Civil Rights Law

Man behind bars


Attorney Gladish has actively pursued excessive force/police brutality claims for over 20 years.  Attorney Gladish looks to protect the constitutional rights of his clients, including going to trial and winning jury verdicts in favor of his clients in these difficult cases where the evidence is stacked against the plaintiff.  Client need to be aware that Congress has passed federal statutes that protect a person’s constitutional rights from violation by the government, including police brutality and false arrest.

Note, the Fourth Amendment provides, in relevant part, for the right of the people to be secure in their persons, houses, papers, and effects, against unreasonable … seizures….” The Supreme Court has explained that “a ‘seizure’ of property occurs when there is some meaningful interference with an individual’s possessory interests in that property” caused by a government actor. In evaluating such a challenge, we must determine whether the “seizure” of property was “unreasonable,” a determination that requires a balancing of governmental and private interests. Generally, seizures of personal property are unreasonable within the meaning of the Fourth Amendment, without more, unless … accomplished pursuant to a judicial warrant.  But because reasonableness is still the ultimate standard under the Fourth Amendment, there are exceptions that allow for warrantless seizures.

Further, a seizure occurs whenever a police officer by means of physical force or show of authority … in some way restrains the liberty of a citizen.  There is a seizure “whenever an officer restrains the freedom of a person to walk away,” such as by the laying on of hands or other application of physical force.  A blow by a police officer that immobilizes the recipient easily meets this definition of a seizure. The fact that the restraint on the individual’s freedom of movement is brief makes no difference.

To state a claim for relief under federal law, a plaintiff must allege that: (1) they were deprived of a right secured by the Constitution or laws of the United States; and (2) the deprivation was visited upon them by a person or persons acting under color of state law.  To prevail on a false-arrest claim under § 1983, a plaintiff must show that there was no probable cause for his arrest.  Usually, the arrest records are stacked against the plaintiff, so an attorney who knows how to vigorously cross examine the police is necessary for you to have any real chance at making a successful recovery.

There is also the right to be free of excessive force during an arrest. Even when an officer has probable cause to arrest, the Fourth Amendment prohibits him from employing greater force than is reasonably necessary to make the arrest.
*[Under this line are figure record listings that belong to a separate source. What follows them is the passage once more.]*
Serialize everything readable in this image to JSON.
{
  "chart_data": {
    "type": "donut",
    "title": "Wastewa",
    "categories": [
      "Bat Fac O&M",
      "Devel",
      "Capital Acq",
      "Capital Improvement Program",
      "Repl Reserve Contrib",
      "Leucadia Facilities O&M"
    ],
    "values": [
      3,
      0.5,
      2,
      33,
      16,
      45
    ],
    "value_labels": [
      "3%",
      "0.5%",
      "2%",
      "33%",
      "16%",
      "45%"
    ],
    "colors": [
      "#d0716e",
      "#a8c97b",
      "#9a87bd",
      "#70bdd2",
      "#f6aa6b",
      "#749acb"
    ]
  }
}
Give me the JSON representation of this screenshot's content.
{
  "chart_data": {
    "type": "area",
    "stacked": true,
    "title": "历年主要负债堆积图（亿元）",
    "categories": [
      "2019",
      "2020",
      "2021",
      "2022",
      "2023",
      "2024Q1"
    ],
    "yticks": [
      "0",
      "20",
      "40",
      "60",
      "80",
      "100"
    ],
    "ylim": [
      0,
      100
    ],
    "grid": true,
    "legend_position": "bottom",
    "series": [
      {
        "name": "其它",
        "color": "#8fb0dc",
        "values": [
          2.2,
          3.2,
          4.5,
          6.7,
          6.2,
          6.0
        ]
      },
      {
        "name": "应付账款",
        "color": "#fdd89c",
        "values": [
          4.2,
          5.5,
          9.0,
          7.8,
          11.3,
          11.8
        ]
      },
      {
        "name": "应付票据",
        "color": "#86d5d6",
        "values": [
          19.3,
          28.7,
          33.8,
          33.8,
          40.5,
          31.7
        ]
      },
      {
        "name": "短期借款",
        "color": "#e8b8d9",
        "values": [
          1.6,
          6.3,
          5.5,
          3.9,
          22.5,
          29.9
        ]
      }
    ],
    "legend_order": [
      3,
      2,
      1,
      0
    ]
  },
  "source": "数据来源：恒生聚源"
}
The question whether the use of force during an arrest is proper under the Fourth Amendment depends on the objective reasonableness of the officer’s actions, judged on the basis of the conditions the officer faced.  In order to assess objective reasonableness, the court must consider all the circumstances, including notably, “[1] the severity of the crime at issue, [2] whether the suspect poses an immediate threat to the safety of the officers or others, and [3] whether he is actively resisting arrest or attempting to evade arrest by flight.”
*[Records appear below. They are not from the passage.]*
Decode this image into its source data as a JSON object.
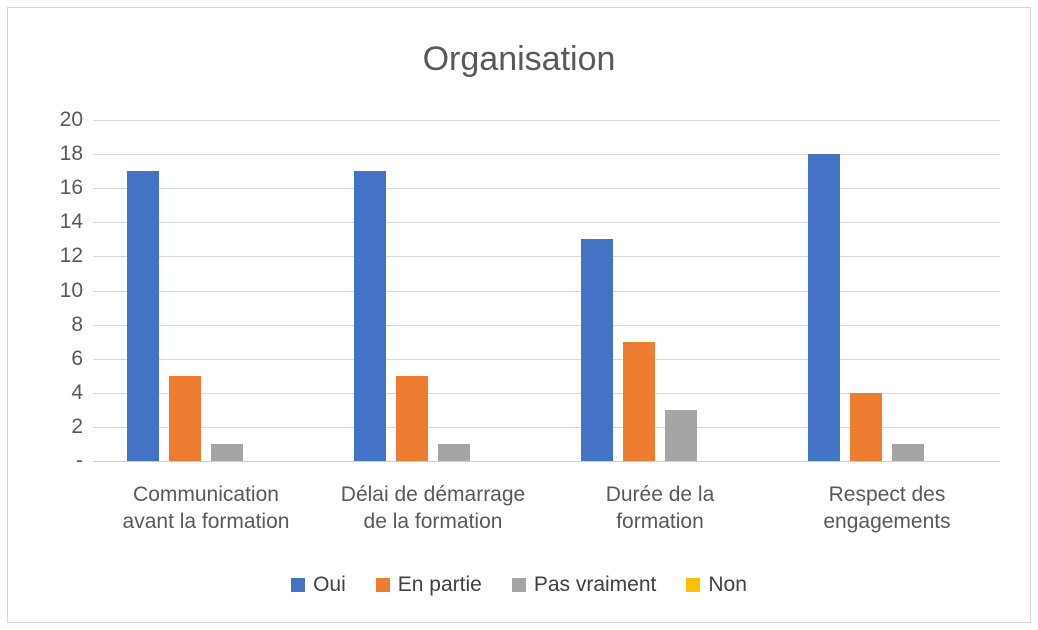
{
  "chart_data": {
    "type": "bar",
    "title": "Organisation",
    "categories": [
      "Communication avant la formation",
      "Délai de démarrage de la formation",
      "Durée de la formation",
      "Respect des engagements"
    ],
    "category_lines": [
      [
        "Communication",
        "avant la formation"
      ],
      [
        "Délai de démarrage",
        "de la formation"
      ],
      [
        "Durée de la",
        "formation"
      ],
      [
        "Respect des",
        "engagements"
      ]
    ],
    "series": [
      {
        "name": "Oui",
        "color": "#4472C4",
        "values": [
          17,
          17,
          13,
          18
        ]
      },
      {
        "name": "En partie",
        "color": "#ED7D31",
        "values": [
          5,
          5,
          7,
          4
        ]
      },
      {
        "name": "Pas vraiment",
        "color": "#A5A5A5",
        "values": [
          1,
          1,
          3,
          1
        ]
      },
      {
        "name": "Non",
        "color": "#FFC000",
        "values": [
          0,
          0,
          0,
          0
        ]
      }
    ],
    "y_axis": {
      "min": 0,
      "max": 20,
      "step": 2,
      "tick_labels": [
        "-",
        "2",
        "4",
        "6",
        "8",
        "10",
        "12",
        "14",
        "16",
        "18",
        "20"
      ]
    },
    "legend_position": "bottom",
    "grid": true
  },
  "colors": {
    "text": "#595959",
    "gridline": "#D9D9D9",
    "frame_border": "#D5D5D5",
    "background": "#FFFFFF"
  }
}
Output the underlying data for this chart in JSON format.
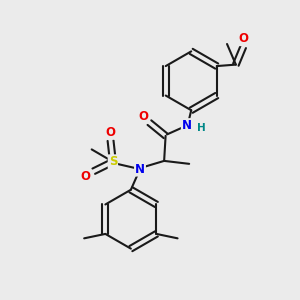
{
  "background_color": "#ebebeb",
  "bond_color": "#1a1a1a",
  "bond_width": 1.5,
  "atom_colors": {
    "N": "#0000ee",
    "O": "#ee0000",
    "S": "#cccc00",
    "H": "#008888",
    "C": "#1a1a1a"
  },
  "font_size_atom": 8.5
}
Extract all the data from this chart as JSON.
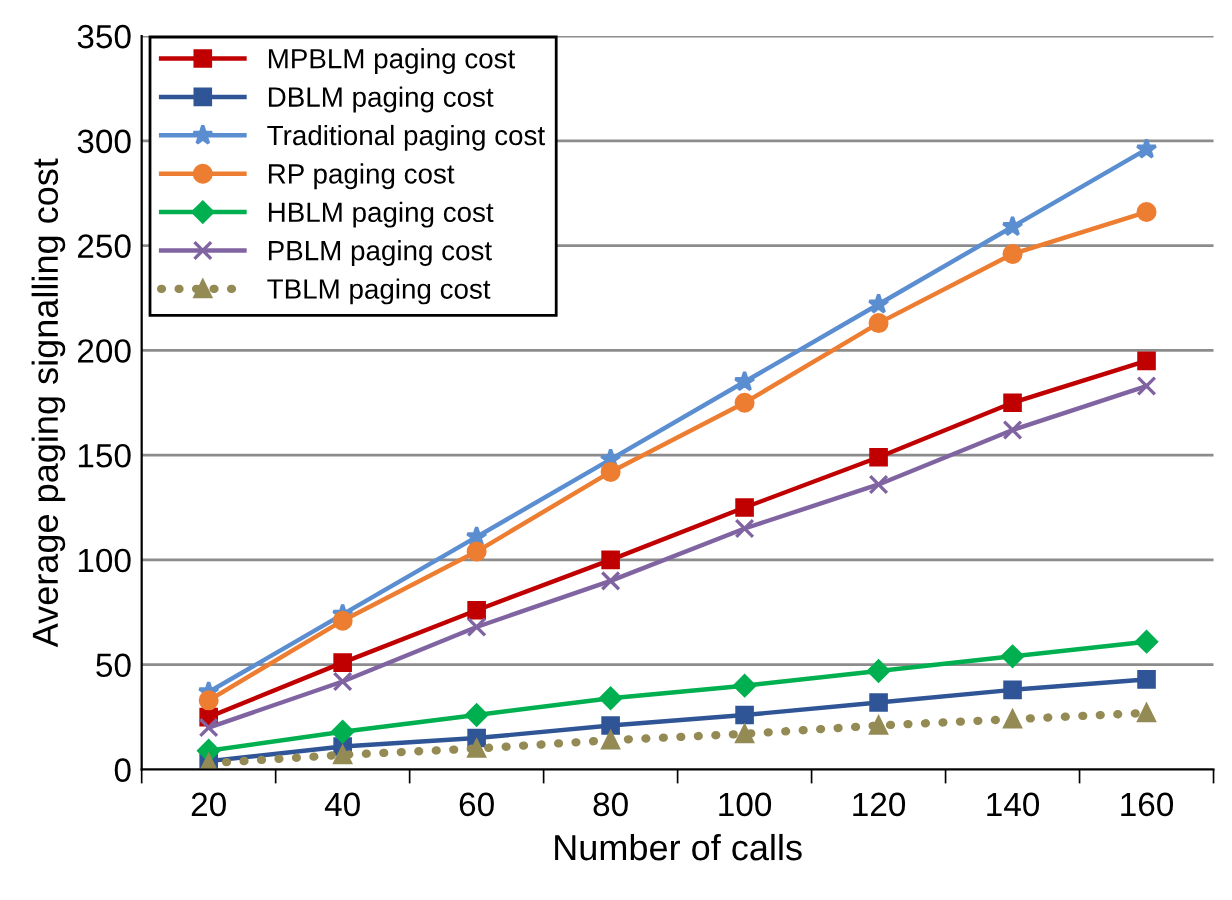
{
  "chart_data": {
    "type": "line",
    "xlabel": "Number of calls",
    "ylabel": "Average paging signalling cost",
    "categories": [
      "20",
      "40",
      "60",
      "80",
      "100",
      "120",
      "140",
      "160"
    ],
    "ylim": [
      0,
      350
    ],
    "yticks": [
      0,
      50,
      100,
      150,
      200,
      250,
      300,
      350
    ],
    "grid": "y",
    "legend": "top left",
    "series": [
      {
        "name": "MPBLM paging cost",
        "color": "#c00000",
        "marker": "square",
        "values": [
          25,
          51,
          76,
          100,
          125,
          149,
          175,
          195
        ]
      },
      {
        "name": "DBLM paging cost",
        "color": "#2f5597",
        "marker": "square",
        "values": [
          4,
          11,
          15,
          21,
          26,
          32,
          38,
          43
        ]
      },
      {
        "name": "Traditional paging cost",
        "color": "#5b8ed0",
        "marker": "star",
        "values": [
          37,
          74,
          111,
          148,
          185,
          222,
          259,
          296
        ]
      },
      {
        "name": "RP paging cost",
        "color": "#ed7d31",
        "marker": "circle",
        "values": [
          33,
          71,
          104,
          142,
          175,
          213,
          246,
          266
        ]
      },
      {
        "name": "HBLM paging cost",
        "color": "#00b050",
        "marker": "diamond",
        "values": [
          9,
          18,
          26,
          34,
          40,
          47,
          54,
          61
        ]
      },
      {
        "name": "PBLM paging cost",
        "color": "#8064a2",
        "marker": "cross",
        "values": [
          20,
          42,
          68,
          90,
          115,
          136,
          162,
          183
        ]
      },
      {
        "name": "TBLM paging cost",
        "color": "#948a54",
        "marker": "triangle",
        "line_style": "dotted",
        "values": [
          3,
          7,
          10,
          14,
          17,
          21,
          24,
          27
        ]
      }
    ]
  }
}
Finally, the Indiana Supreme Court found that local police departments are not immune from suit under the Indiana Tort Claims Act for excessive use of force by police officers during the course of an arrest, unless the deputy “reasonably believed” that the force was necessary to effectuate a lawful arrest. Usually, the issue of excessive force goes to a jury, unless the undisputed evidence demonstrates that the officer was clearly using reasonable force in effectuating a lawful arrest. Further, governments employing the officers will have liability for their use of excessive force under a theory of respondeat superior up to the Tort Claims Act limit. The current cap for a current Tort Claims Act for an individual claim is $700,000.00 under Indiana law.  However, under federal law, there is no cap to recovery and you may also collect punitive damages, costs and attorney’s fees as damages in these cases.